Publié le 2025-10-18 15:09:00. Tandis que la Banque mondiale et le Fonds monétaire international tiennent leur assemblée annuelle, les États-Unis, sous l’impulsion de Donald Trump, exercent une pression notable pour réorienter les priorités de ces institutions. Le président de la Banque mondiale, Ajay Banga, mène quant à lui une profonde réforme de l’institution, surnommée « Feuille de route pour l’évolution », dans un contexte de mutation des enjeux mondiaux.
- Washington demande à la Banque mondiale de se concentrer sur son mandat principal : financer la croissance économique des pays pauvres par des investissements en infrastructures, reléguant au second plan les questions climatiques, d’égalité et d’inclusion.
- Les États-Unis souhaitent que la Banque mondiale réintroduise les prêts pour le financement des énergies fossiles (charbon, gaz, pétrole) et des centrales nucléaires, tout en cherchant à exclure la Chine du bénéfice de ces financements.
- La Banque mondiale a lancé un vaste programme de réformes visant à accroître son efficacité et sa capacité de prêt, notamment par une meilleure mobilisation du capital privé, tout en intégrant la lutte contre le changement climatique dans sa mission.
La réunion annuelle de la Banque mondiale et du Fonds monétaire international s’est tenue cette semaine à Washington, dans un climat marqué par les exigences américaines. L’administration Trump met une pression significative sur ces deux institutions de Bretton Woods. Les États-Unis, premier actionnaire de la Banque mondiale avec un peu plus de 15 % des droits de vote, entendent ainsi réorienter ses priorités vers son mandat initial de financement du développement économique des pays les plus démunis. Cela se traduit par une demande de recentrage sur les infrastructures et la croissance, au détriment de thématiques comme le climat ou l’égalité, jugées secondaires par Washington.
Plus concrètement, les États-Unis poussent pour que la Banque mondiale accorde à nouveau des prêts destinés à la production de combustibles fossiles, charbon, gaz et pétrole, ainsi qu’au financement de centrales nucléaires. Parallèlement, ils militent pour que la Chine, considérée comme un rival, ne puisse plus bénéficier de prêts de la part de l’institution.

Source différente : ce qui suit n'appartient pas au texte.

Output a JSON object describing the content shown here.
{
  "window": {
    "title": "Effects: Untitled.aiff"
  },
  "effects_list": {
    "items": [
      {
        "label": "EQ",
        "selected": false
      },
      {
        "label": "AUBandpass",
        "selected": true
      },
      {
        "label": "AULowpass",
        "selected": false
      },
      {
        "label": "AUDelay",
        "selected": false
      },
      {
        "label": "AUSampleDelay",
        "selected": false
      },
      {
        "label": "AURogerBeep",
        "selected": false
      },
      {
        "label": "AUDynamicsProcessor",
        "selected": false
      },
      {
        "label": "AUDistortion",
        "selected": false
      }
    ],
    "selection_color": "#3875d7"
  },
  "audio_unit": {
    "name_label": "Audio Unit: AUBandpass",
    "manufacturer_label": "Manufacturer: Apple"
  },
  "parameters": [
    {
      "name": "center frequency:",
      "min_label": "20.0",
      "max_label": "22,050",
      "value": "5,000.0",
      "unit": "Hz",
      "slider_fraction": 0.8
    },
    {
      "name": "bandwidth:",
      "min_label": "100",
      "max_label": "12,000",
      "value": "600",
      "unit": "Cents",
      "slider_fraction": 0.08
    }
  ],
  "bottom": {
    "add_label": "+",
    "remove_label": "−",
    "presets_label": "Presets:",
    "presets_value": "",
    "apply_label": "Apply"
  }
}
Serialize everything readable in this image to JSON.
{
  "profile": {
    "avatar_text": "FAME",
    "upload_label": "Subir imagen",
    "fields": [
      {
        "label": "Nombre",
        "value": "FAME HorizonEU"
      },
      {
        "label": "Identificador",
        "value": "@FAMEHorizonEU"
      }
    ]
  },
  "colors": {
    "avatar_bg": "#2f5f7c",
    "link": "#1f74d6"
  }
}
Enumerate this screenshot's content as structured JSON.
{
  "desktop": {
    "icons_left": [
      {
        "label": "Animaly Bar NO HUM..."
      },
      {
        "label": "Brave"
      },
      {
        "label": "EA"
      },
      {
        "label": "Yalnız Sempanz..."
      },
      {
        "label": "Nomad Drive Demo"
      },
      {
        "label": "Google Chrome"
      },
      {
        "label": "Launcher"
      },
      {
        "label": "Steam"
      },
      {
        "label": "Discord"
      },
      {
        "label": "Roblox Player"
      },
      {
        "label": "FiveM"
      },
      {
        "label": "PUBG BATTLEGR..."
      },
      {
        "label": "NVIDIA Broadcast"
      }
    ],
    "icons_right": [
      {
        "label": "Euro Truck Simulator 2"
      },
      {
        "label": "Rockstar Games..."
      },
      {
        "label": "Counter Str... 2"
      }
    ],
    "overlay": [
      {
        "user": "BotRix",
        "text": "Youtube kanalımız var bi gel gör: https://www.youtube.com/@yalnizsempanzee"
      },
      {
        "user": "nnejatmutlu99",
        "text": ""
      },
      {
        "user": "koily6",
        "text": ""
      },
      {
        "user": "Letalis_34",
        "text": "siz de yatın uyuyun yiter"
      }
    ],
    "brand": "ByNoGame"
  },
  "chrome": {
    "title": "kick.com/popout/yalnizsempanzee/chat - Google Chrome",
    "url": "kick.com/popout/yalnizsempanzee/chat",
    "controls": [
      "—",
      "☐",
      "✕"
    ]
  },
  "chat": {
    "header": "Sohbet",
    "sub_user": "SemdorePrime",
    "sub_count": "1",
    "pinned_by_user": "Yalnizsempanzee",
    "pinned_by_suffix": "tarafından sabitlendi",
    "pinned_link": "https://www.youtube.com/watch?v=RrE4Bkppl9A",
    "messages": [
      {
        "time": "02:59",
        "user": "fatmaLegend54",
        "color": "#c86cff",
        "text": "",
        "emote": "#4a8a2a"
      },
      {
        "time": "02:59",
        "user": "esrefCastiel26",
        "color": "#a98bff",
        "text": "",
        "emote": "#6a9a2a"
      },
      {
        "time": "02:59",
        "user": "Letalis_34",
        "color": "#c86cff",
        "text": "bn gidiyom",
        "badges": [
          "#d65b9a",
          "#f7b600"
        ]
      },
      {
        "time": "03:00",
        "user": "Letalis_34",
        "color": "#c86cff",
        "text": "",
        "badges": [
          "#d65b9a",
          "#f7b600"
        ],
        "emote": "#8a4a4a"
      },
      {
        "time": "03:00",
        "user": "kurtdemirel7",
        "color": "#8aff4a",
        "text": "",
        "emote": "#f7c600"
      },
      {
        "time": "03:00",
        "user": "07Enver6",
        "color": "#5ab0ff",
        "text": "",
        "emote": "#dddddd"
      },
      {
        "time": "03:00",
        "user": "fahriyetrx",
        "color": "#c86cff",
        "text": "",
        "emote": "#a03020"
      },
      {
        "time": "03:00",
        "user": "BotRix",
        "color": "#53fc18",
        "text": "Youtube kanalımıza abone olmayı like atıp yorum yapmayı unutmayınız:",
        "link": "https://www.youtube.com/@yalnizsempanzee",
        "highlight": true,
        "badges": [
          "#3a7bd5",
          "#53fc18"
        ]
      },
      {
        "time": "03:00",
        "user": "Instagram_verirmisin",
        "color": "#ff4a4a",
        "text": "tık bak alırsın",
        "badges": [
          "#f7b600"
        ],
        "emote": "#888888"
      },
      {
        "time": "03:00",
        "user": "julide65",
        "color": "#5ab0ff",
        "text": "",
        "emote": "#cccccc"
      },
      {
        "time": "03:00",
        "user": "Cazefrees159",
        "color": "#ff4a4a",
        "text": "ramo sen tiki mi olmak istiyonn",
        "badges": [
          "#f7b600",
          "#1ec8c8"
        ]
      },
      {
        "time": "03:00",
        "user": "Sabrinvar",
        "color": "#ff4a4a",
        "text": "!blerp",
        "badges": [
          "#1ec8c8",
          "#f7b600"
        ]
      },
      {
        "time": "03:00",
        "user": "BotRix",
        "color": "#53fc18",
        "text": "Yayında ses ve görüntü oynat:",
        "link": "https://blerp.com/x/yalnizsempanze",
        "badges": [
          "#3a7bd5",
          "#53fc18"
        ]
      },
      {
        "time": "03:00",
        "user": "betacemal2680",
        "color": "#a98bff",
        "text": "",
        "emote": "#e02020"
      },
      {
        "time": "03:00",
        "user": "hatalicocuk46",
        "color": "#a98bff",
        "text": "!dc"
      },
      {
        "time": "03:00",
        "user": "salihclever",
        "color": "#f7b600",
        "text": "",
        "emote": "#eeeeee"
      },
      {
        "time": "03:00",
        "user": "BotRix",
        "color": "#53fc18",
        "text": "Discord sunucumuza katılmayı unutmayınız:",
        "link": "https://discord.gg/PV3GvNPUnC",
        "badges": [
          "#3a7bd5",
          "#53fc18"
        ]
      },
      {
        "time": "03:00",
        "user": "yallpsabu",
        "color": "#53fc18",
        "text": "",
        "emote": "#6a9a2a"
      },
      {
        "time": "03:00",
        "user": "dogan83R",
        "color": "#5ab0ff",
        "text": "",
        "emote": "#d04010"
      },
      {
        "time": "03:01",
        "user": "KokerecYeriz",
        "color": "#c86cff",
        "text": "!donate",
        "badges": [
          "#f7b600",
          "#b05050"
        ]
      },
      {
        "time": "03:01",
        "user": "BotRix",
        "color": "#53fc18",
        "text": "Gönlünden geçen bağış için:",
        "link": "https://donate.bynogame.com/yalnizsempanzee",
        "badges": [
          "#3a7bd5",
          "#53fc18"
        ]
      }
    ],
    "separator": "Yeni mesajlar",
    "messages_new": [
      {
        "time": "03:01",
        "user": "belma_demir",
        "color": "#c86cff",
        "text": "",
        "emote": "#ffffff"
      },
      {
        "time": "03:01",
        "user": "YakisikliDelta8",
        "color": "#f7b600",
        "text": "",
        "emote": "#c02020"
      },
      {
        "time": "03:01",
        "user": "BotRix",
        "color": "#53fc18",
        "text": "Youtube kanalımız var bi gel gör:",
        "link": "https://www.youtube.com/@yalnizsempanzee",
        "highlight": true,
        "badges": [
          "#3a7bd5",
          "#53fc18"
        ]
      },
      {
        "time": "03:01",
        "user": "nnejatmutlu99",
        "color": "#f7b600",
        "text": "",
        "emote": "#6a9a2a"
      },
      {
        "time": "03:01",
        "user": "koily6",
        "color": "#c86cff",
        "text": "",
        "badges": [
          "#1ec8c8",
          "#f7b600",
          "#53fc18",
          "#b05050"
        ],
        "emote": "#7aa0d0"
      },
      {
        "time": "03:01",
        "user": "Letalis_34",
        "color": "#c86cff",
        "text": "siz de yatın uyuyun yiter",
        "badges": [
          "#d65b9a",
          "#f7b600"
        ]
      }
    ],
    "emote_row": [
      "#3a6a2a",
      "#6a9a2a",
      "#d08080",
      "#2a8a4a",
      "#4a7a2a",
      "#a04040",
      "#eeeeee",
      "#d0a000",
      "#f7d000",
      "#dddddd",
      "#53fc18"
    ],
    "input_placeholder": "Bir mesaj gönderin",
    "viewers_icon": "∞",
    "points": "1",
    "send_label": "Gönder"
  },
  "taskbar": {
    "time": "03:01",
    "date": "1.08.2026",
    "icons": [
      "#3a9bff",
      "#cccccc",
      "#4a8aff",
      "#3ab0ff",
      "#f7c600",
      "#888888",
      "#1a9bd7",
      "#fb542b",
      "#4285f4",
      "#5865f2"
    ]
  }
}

Malgré ces pressions, la Banque mondiale, sous l’égide de son président Ajay Banga, a engagé des réformes majeures avec son programme « Feuille de route pour l’évolution ». Ce plan vise à optimiser l’utilisation des ressources financières existantes et à mobiliser davantage de capitaux privés et de contributions des pays donateurs. L’objectif est double : accroître la capacité de prêt de la banque et répondre aux nouveaux défis mondiaux, y compris la lutte contre le changement climatique, avec une mission désormais formulée comme suit : « Créer un monde sans pauvreté – sur une planète vivable ». Ces réformes, impulsées par le G20 et Ajay Banga, visent à rendre l’institution plus agile et efficace.
Si l’influence américaine sur les décisions majeures de la Banque mondiale est incontestable, une réorientation complète vers les énergies fossiles pourrait se heurter à des résistances, notamment de la part des pays européens, y compris la Suisse. L’ambiance au sein de la Banque mondiale serait tendue, certains employés rapportant des demandes de ne plus utiliser certains termes, bien que cela soit officiellement contesté.
Ajay Banga, à la tête de la Banque mondiale depuis environ deux ans, est le premier président issu du secteur privé, ayant auparavant occupé des postes clés chez Nestlé, Citigroup et Mastercard. Son approche dynamique des réformes est appréciée par certains, qui le voient comme l’homme de la situation pour moderniser l’institution. Cependant, des critiques issues de la société civile lui reprochent une focalisation excessive sur la mobilisation des capitaux privés, privilégiant potentiellement les investisseurs au détriment des populations les plus pauvres.